Overview¶
pg2iceberg has two operating modes:
Logical replication mode (recommended) decouples WAL capture from Iceberg writes. The flusher captures row changes from PostgreSQL and stages them as Parquet files in S3. The materializer runs on a separate interval, reads the staged files, and merges them into Iceberg using merge-on-read semantics. This split means the replication slot LSN can be advanced quickly — the hot write path never touches the Iceberg catalog.
Query mode polls PostgreSQL with watermark-based SELECT queries and writes directly to Iceberg. Simpler, but cannot detect hard deletes and has no transaction semantics.
┌─────────────────────────────────────────────────────┐
│ pg2iceberg │
│ │
PostgreSQL ──WAL──►│ Flusher ──staged Parquet──► Materializer ──► │──► Iceberg
│ (S3 + PG coord) │
└─────────────────────────────────────────────────────┘
The two components communicate through a staged log — append-only, offset-indexed Parquet files in S3 with a lightweight index in PostgreSQL (_pg2iceberg.log_index). Same offset-claim primitive (Coordinator::claim_offsets) is the durability gate for both single-process and distributed deployments.

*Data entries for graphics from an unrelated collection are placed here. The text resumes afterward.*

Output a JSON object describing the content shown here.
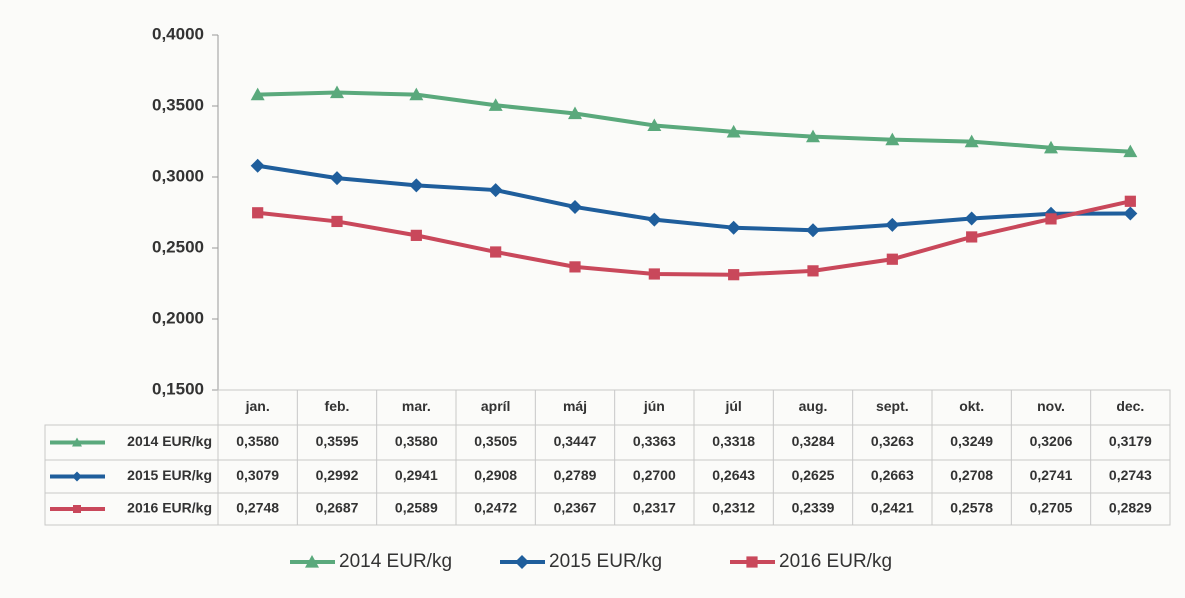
{
  "chart_data": {
    "type": "line",
    "categories": [
      "jan.",
      "feb.",
      "mar.",
      "apríl",
      "máj",
      "jún",
      "júl",
      "aug.",
      "sept.",
      "okt.",
      "nov.",
      "dec."
    ],
    "series": [
      {
        "name": "2014 EUR/kg",
        "color": "#5aa97c",
        "marker": "triangle",
        "values": [
          0.358,
          0.3595,
          0.358,
          0.3505,
          0.3447,
          0.3363,
          0.3318,
          0.3284,
          0.3263,
          0.3249,
          0.3206,
          0.3179
        ],
        "value_labels": [
          "0,3580",
          "0,3595",
          "0,3580",
          "0,3505",
          "0,3447",
          "0,3363",
          "0,3318",
          "0,3284",
          "0,3263",
          "0,3249",
          "0,3206",
          "0,3179"
        ]
      },
      {
        "name": "2015 EUR/kg",
        "color": "#1f5e9c",
        "marker": "diamond",
        "values": [
          0.3079,
          0.2992,
          0.2941,
          0.2908,
          0.2789,
          0.27,
          0.2643,
          0.2625,
          0.2663,
          0.2708,
          0.2741,
          0.2743
        ],
        "value_labels": [
          "0,3079",
          "0,2992",
          "0,2941",
          "0,2908",
          "0,2789",
          "0,2700",
          "0,2643",
          "0,2625",
          "0,2663",
          "0,2708",
          "0,2741",
          "0,2743"
        ]
      },
      {
        "name": "2016 EUR/kg",
        "color": "#c9485b",
        "marker": "square",
        "values": [
          0.2748,
          0.2687,
          0.2589,
          0.2472,
          0.2367,
          0.2317,
          0.2312,
          0.2339,
          0.2421,
          0.2578,
          0.2705,
          0.2829
        ],
        "value_labels": [
          "0,2748",
          "0,2687",
          "0,2589",
          "0,2472",
          "0,2367",
          "0,2317",
          "0,2312",
          "0,2339",
          "0,2421",
          "0,2578",
          "0,2705",
          "0,2829"
        ]
      }
    ],
    "ylim": [
      0.15,
      0.4
    ],
    "yticks": [
      {
        "value": 0.15,
        "label": "0,1500"
      },
      {
        "value": 0.2,
        "label": "0,2000"
      },
      {
        "value": 0.25,
        "label": "0,2500"
      },
      {
        "value": 0.3,
        "label": "0,3000"
      },
      {
        "value": 0.35,
        "label": "0,3500"
      },
      {
        "value": 0.4,
        "label": "0,4000"
      }
    ],
    "grid": false,
    "legend": "bottom",
    "data_table": true
  }
}
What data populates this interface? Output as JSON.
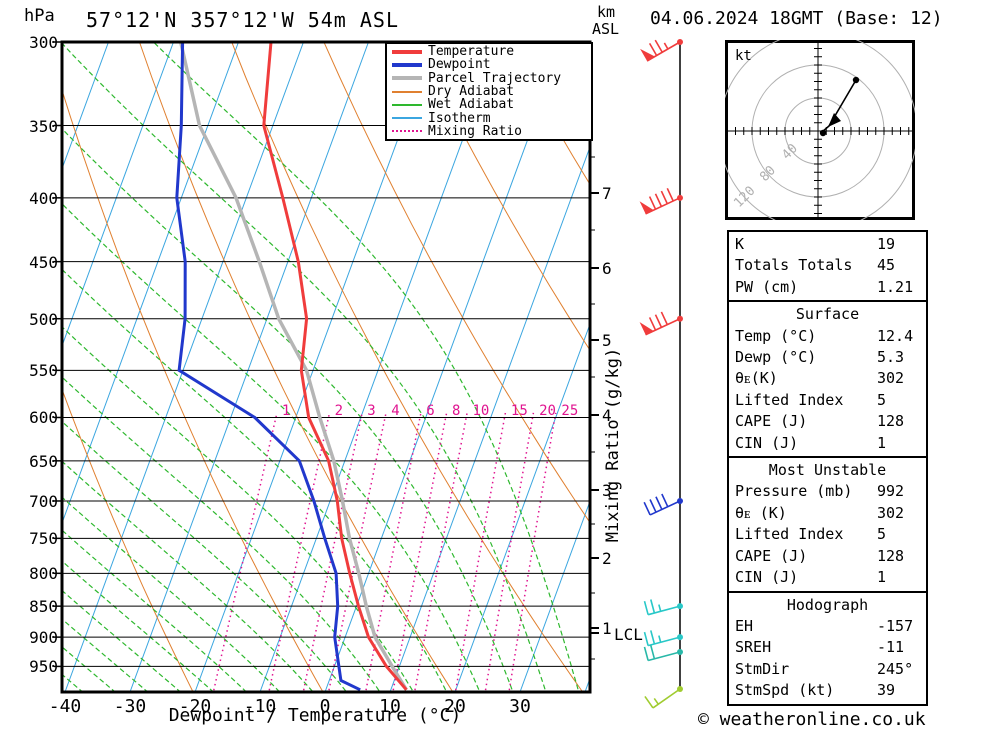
{
  "header": {
    "title": "57°12'N 357°12'W 54m ASL",
    "date": "04.06.2024 18GMT (Base: 12)",
    "pressure_unit": "hPa",
    "height_unit_line1": "km",
    "height_unit_line2": "ASL"
  },
  "footer": {
    "copyright": "© weatheronline.co.uk"
  },
  "legend": {
    "items": [
      {
        "label": "Temperature",
        "color": "#f03c3c",
        "style": "thick"
      },
      {
        "label": "Dewpoint",
        "color": "#2138cc",
        "style": "thick"
      },
      {
        "label": "Parcel Trajectory",
        "color": "#b5b5b5",
        "style": "thick"
      },
      {
        "label": "Dry Adiabat",
        "color": "#e08030",
        "style": "thin"
      },
      {
        "label": "Wet Adiabat",
        "color": "#2eb82e",
        "style": "thin"
      },
      {
        "label": "Isotherm",
        "color": "#3ba6e0",
        "style": "thin"
      },
      {
        "label": "Mixing Ratio",
        "color": "#e01490",
        "style": "dotted"
      }
    ]
  },
  "plot": {
    "x_axis_label": "Dewpoint / Temperature (°C)",
    "mixing_ratio_axis_label": "Mixing Ratio (g/kg)",
    "lcl_label": "LCL"
  },
  "hodograph": {
    "unit": "kt",
    "ring_labels": [
      "40",
      "80",
      "120"
    ]
  },
  "tables": {
    "stats": {
      "rows": [
        {
          "label": "K",
          "value": "19"
        },
        {
          "label": "Totals Totals",
          "value": "45"
        },
        {
          "label": "PW (cm)",
          "value": "1.21"
        }
      ]
    },
    "surface": {
      "title": "Surface",
      "rows": [
        {
          "label": "Temp (°C)",
          "value": "12.4"
        },
        {
          "label": "Dewp (°C)",
          "value": "5.3"
        },
        {
          "label": "θᴇ(K)",
          "value": "302"
        },
        {
          "label": "Lifted Index",
          "value": "5"
        },
        {
          "label": "CAPE (J)",
          "value": "128"
        },
        {
          "label": "CIN (J)",
          "value": "1"
        }
      ]
    },
    "most_unstable": {
      "title": "Most Unstable",
      "rows": [
        {
          "label": "Pressure (mb)",
          "value": "992"
        },
        {
          "label": "θᴇ (K)",
          "value": "302"
        },
        {
          "label": "Lifted Index",
          "value": "5"
        },
        {
          "label": "CAPE (J)",
          "value": "128"
        },
        {
          "label": "CIN (J)",
          "value": "1"
        }
      ]
    },
    "hodograph_stats": {
      "title": "Hodograph",
      "rows": [
        {
          "label": "EH",
          "value": "-157"
        },
        {
          "label": "SREH",
          "value": "-11"
        },
        {
          "label": "StmDir",
          "value": "245°"
        },
        {
          "label": "StmSpd (kt)",
          "value": "39"
        }
      ]
    }
  },
  "chart_data": {
    "type": "line",
    "subtype": "skewT-logP-sounding",
    "title": "57°12'N 357°12'W 54m ASL",
    "xlabel": "Dewpoint / Temperature (°C)",
    "ylabel": "hPa",
    "x_ticks": [
      -40,
      -30,
      -20,
      -10,
      0,
      10,
      20,
      30
    ],
    "x_range": [
      -40,
      40
    ],
    "pressure_ticks": [
      300,
      350,
      400,
      450,
      500,
      550,
      600,
      650,
      700,
      750,
      800,
      850,
      900,
      950
    ],
    "pressure_range": [
      300,
      1000
    ],
    "height_ticks_km": [
      1,
      2,
      3,
      4,
      5,
      6,
      7
    ],
    "isotherms": {
      "min": -120,
      "max": 40,
      "step": 10
    },
    "dry_adiabats": {
      "min": -40,
      "max": 160,
      "step": 20
    },
    "wet_adiabats": {
      "min": -60,
      "max": 40,
      "step": 5
    },
    "mixing_ratio_lines": [
      1,
      2,
      3,
      4,
      6,
      8,
      10,
      15,
      20,
      25
    ],
    "series": [
      {
        "name": "Temperature",
        "color": "#f03c3c",
        "width": 3,
        "points": [
          [
            992,
            12.4
          ],
          [
            950,
            8
          ],
          [
            900,
            3.6
          ],
          [
            850,
            0.3
          ],
          [
            800,
            -2.9
          ],
          [
            750,
            -6.1
          ],
          [
            700,
            -8.9
          ],
          [
            650,
            -12.5
          ],
          [
            600,
            -18
          ],
          [
            550,
            -21.8
          ],
          [
            500,
            -23.9
          ],
          [
            450,
            -28.4
          ],
          [
            400,
            -34.4
          ],
          [
            350,
            -41.4
          ],
          [
            300,
            -45
          ]
        ]
      },
      {
        "name": "Dewpoint",
        "color": "#2138cc",
        "width": 3,
        "points": [
          [
            992,
            5.3
          ],
          [
            975,
            1.8
          ],
          [
            950,
            0.7
          ],
          [
            900,
            -1.6
          ],
          [
            850,
            -2.9
          ],
          [
            800,
            -5
          ],
          [
            750,
            -8.7
          ],
          [
            700,
            -12.5
          ],
          [
            650,
            -17
          ],
          [
            600,
            -26.3
          ],
          [
            550,
            -40.6
          ],
          [
            500,
            -42.6
          ],
          [
            450,
            -45.8
          ],
          [
            400,
            -50.7
          ],
          [
            350,
            -54.1
          ],
          [
            300,
            -58.6
          ]
        ]
      },
      {
        "name": "Parcel Trajectory",
        "color": "#b5b5b5",
        "width": 3.5,
        "points": [
          [
            992,
            12.4
          ],
          [
            950,
            8.9
          ],
          [
            900,
            4.6
          ],
          [
            850,
            1.5
          ],
          [
            800,
            -1.5
          ],
          [
            750,
            -4.9
          ],
          [
            700,
            -8.1
          ],
          [
            650,
            -11.7
          ],
          [
            600,
            -16.3
          ],
          [
            550,
            -21
          ],
          [
            500,
            -28.2
          ],
          [
            450,
            -34.4
          ],
          [
            400,
            -41.6
          ],
          [
            350,
            -51.3
          ],
          [
            300,
            -58.9
          ]
        ]
      }
    ],
    "winds": [
      {
        "p": 300,
        "speed_kt": 75,
        "dir_deg": 240,
        "color": "#f03c3c"
      },
      {
        "p": 400,
        "speed_kt": 90,
        "dir_deg": 245,
        "color": "#f03c3c"
      },
      {
        "p": 500,
        "speed_kt": 80,
        "dir_deg": 245,
        "color": "#f03c3c"
      },
      {
        "p": 700,
        "speed_kt": 40,
        "dir_deg": 245,
        "color": "#2138cc"
      },
      {
        "p": 850,
        "speed_kt": 25,
        "dir_deg": 255,
        "color": "#28c8c8"
      },
      {
        "p": 900,
        "speed_kt": 25,
        "dir_deg": 255,
        "color": "#28c8c8"
      },
      {
        "p": 925,
        "speed_kt": 20,
        "dir_deg": 255,
        "color": "#28b8a8"
      },
      {
        "p": 992,
        "speed_kt": 15,
        "dir_deg": 235,
        "color": "#a0cc30"
      }
    ],
    "hodograph": {
      "unit": "kt",
      "rings_kt": [
        40,
        80,
        120
      ]
    }
  }
}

In single-process mode (pg2iceberg run), the WAL writer and materializer share the same process and coord — staged files still upload to S3 but the materializer reads them via the coord cursor as in distributed mode. There is no in-memory hand-off shortcut; profiling didn't justify the added complexity.
End-to-end flow¶
sequenceDiagram
participant App as Application
participant PG as PostgreSQL
participant F as Flusher
participant S3s as S3 (staging)
participant Coord as _pg2iceberg
participant Mat as Materializer
participant Cat as Iceberg Catalog
participant S3i as S3 (Iceberg)
App->>PG: INSERT INTO orders ...
PG-->>F: BEGIN
PG-->>F: INSERT (row data)
PG-->>F: INSERT (row data)
PG-->>F: COMMIT
Note over F: Serialize buffered events to Parquet
F->>S3s: Upload staged.parquet
F->>Coord: ClaimOffsets (log_seq++, insert log_index)
F->>Coord: set_flushed_lsn (durable record for tamper detection)
F->>PG: Standby status (WALFlushPosition = staged LSN)
Note over PG: WAL before staged LSN can now be recycled
Note over Mat: Materializer interval fires
Mat->>Coord: GetCursor(group, table) → offset 42
Mat->>Coord: Read log_index where offset > 42
Coord-->>Mat: LogEntry (s3=staged.parquet, offsets 43–1042)
Mat->>S3s: Download staged.parquet
Note over Mat: Fold: dedup by PK
Mat->>S3i: Upload data files (Parquet)
Mat->>S3i: Upload manifests
Mat->>Cat: CommitTransaction
Cat-->>Mat: OK (snapshot committed)
Mat->>Coord: SetCursor(offset 1042)
Distributed mode
The same flow describes both single-process and distributed deployments. In distributed mode (pg2iceberg stream-only + N pg2iceberg materializer-only), each materializer worker takes a deterministic round-robin slice of the table list — see distributed.md for the assignment rules and rebalancing semantics.